Part of that realistic approach has also been a reason for why the band has not fallen into similar traps that others have. There are no giant egos. In fact, a lot of people might not even recognize them on the street.

“The way we are recognizable is when the four of us are together,” she said. “We had our moments of huge popularity and they’ve come and gone. Things ebb and flow, and it’s a great lesson for everyone. But we’ve been together 40 years now. I guess the secret is that there are four lead singers and four background singers and it’s a real democracy in the band.”

It’s also helped that they cannot easily be labeled.

“We never wanted to label ourselves,” she said. “We never said we were pop, just that we were a vocal group, a harmony group that explores different facets of music. If you label yourself, then you become disposable.”

There’s also no doubt that Siegel is very versatile.

“I like singing jazz and pop, I really do,” she said. “Jazz is an art form that I’ve been getting deeper into. The richness of the repertoire and the mastery required. And I love pop music. The two and four back beat, and rhythm and blues. There’s nothing like a triad song.”

The same versatility exists when it comes to being in the studio or on stage.

“For me, singing on stage is a payoff for the hard work,” she said. “But I do honestly prefer the studio. I love that aspect. As far as live, I love the atmosphere of the small club because there’s no way you can hide and not be part of the atmosphere.
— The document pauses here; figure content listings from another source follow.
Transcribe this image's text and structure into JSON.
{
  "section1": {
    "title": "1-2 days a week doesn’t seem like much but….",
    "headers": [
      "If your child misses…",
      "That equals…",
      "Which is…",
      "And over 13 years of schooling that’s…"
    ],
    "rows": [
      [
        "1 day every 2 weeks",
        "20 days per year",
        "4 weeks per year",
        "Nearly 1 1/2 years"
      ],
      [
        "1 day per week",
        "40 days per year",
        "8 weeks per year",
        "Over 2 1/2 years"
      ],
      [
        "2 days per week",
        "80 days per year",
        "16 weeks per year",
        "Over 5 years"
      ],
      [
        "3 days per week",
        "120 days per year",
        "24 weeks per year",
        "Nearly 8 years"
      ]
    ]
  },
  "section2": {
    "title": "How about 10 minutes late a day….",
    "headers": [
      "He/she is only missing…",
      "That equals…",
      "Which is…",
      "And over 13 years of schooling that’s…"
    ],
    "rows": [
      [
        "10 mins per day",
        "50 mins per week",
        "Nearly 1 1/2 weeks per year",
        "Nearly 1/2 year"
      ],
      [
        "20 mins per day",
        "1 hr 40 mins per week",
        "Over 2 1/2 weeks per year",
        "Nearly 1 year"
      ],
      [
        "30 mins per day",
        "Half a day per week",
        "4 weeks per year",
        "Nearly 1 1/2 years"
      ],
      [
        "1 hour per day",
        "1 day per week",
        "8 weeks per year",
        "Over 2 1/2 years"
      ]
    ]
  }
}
As a soloist, I can do that.”

And for this show, the atmosphere is a a definite Big Band feel.

Backing her up will be the Elliot Deutsch band, a group of seventeen young musicians who have been dubbed by LA Jazz Scene as “the best New Jazz Orchestra in Southern California.”

“They are really a fantastic, dynamic band,” she said. “If you like Big Band music, you should come see the show.”

Note: This performance was re-scheduled from Dec. 30. All tickets purchased for that show will be honored at this show.